En recueillant 60,60 % des votes militants, Ségolène Royal se voit sacrée candidate socialiste pour les prochaines élections présidentielles. Elle a éclipsé au second rang Dominique Strauss-Kahn avec 20,81 % des voix, Laurent Fabius arrivant en queue avec 18,59 % des votes militants.
Moins qu’un scrutin d’idées, c’est à un casting auquel les militantEs socialistes ont participé en faisant de Ségolène Royal, qu’ils estiment la plus à même de faire gagner le PS, leur candidate proclamée. A la démocratie des idées s’est substituée la dictature de la gagne au bénéfice de Ségolène Royal. Le traumatisme de 2002, l’absence d’un candidat socialiste au second tour et un vote imposé au profit de Jacques Chirac ont échaudé les militantEs qui les yeux sur les intentions de vote ont préféré celle qui disposait des meilleurs pronostics. L’anticipation médiatique à vouloir voir un duel Sarkozy-Royal, a éclipsé également le débat politique au second rang, l’affect ayant primé sur le positionnement des cantidiatEs.
Jouissant sans pareil d’un a priori positif et moins que son expérience, Ségolène Royal a avancé sa relative virginité politique poussée jusqu’au choix vestimentaire en blanc. Son absence de bilan sauf local ou pour des portefeuilles ministériels de second plan (NDR : l’environnement était secondaire lors de ses fonctions ministérielles à ce poste) aura permis à la candidate PS de se présenter comme une solution novatrice alors même qu’elle parcourt la scène politique de gauche depuis 25 ans et qu’elle navigue au sein de l’appareil socialiste depuis aussi longtemps.
Flirtant sur le féminisme et sur les exemples étrangers, elle a dépassé l’égalité des sexes pour en faire un argument électoral, une primauté au féminin, tout en s’en défendant. Elle a victimisé des attaques fantasmées sur son genre pour conforter l’effet novateur d’une candidature féminine pour un grand parti de gouvernement, positionnement opportuniste que ses adversaires ne pouvaient lui opposer sauf à être taxés de machisme et solution propre à s’écarter du débat d’idées.
Peu prolixe sur le fond voir muette sur ses choix, soignant la forme et l’empathie à l’extrême alors que sa gestion régionale est empreinte d’autoritarisme, Ségolène Royal a réussi à masquer ses faiblesses comme ses bourdes sur l’adhésion de la Turquie, le nucléaire civil iranien, les 35h, la carte scolaire, l’encadrement militaire, le temps de travails des profs etc en minimisant la portée de ses propos, recentrant le débat sur sa seule personne, usant de l’argument du poids de sa candidature dans l’opinion publique pour l’imposer comme celle obligée.

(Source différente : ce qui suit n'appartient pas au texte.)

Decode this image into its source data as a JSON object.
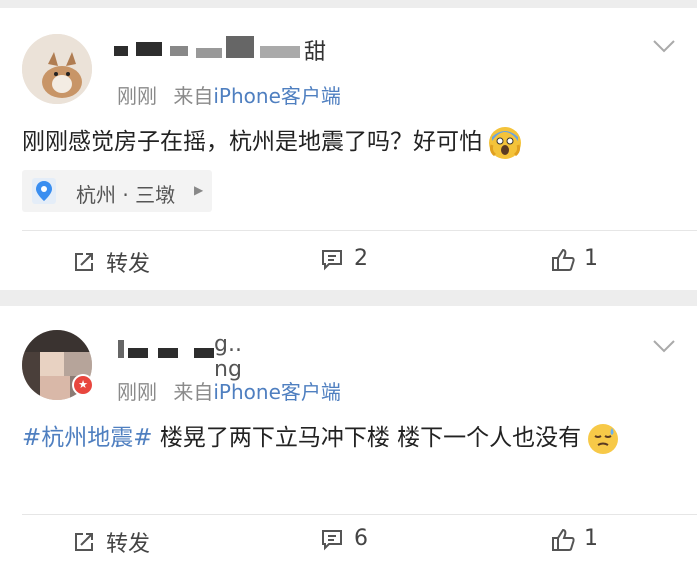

Si Ségolène Royal a admis l’épreuve qu’a constituée pour elle cette campagne interne, le plus dur est pourtant pour aujourd’hui. Outre le rassemblement interne qui devra être réalisé, le rassemblement de toute la gauche derrière sa candidature est loin d’être acquis. Si la candidature sociale démocrate de Dominique Strauss-Kahn se positionnait sur l’aile droite du parti sur les questions économiques, Ségolène Royal encre pour la première fois au PS sa candidature au centre sur les questions sociales.
Sur les questions LGBT, et alors que la candidate a pris soin d’adopter les positions du parti tout en prenant d’extrêmes précautions langagières, elle devra clarifier sa position tout comme affirmer la force de ses engagements sur ces sujets.
Dans le cadre de la campagne interne d’investiture du candidat socialiste pour les présidentielles, l’association Homosexualités Et Socialisme (HES) avait soumis aux trois candidats un questionnaire. Dans l’ensemble, la réponse de Ségolène Royal aux militants LGBT socialistes s’était limitée à une lettre de bonnes intentions qui tout en reprenant les propositions du parti sur ces questions laisse planer le flou quand à une réelle volonté personnelle de s’engager sur ces questions voire limite la portée de ses engagements quant à la méthode à adopter, au calendrier et une éventuelle subordination à des évaluations, appels participatifs, méthode des petits pas en filigrane.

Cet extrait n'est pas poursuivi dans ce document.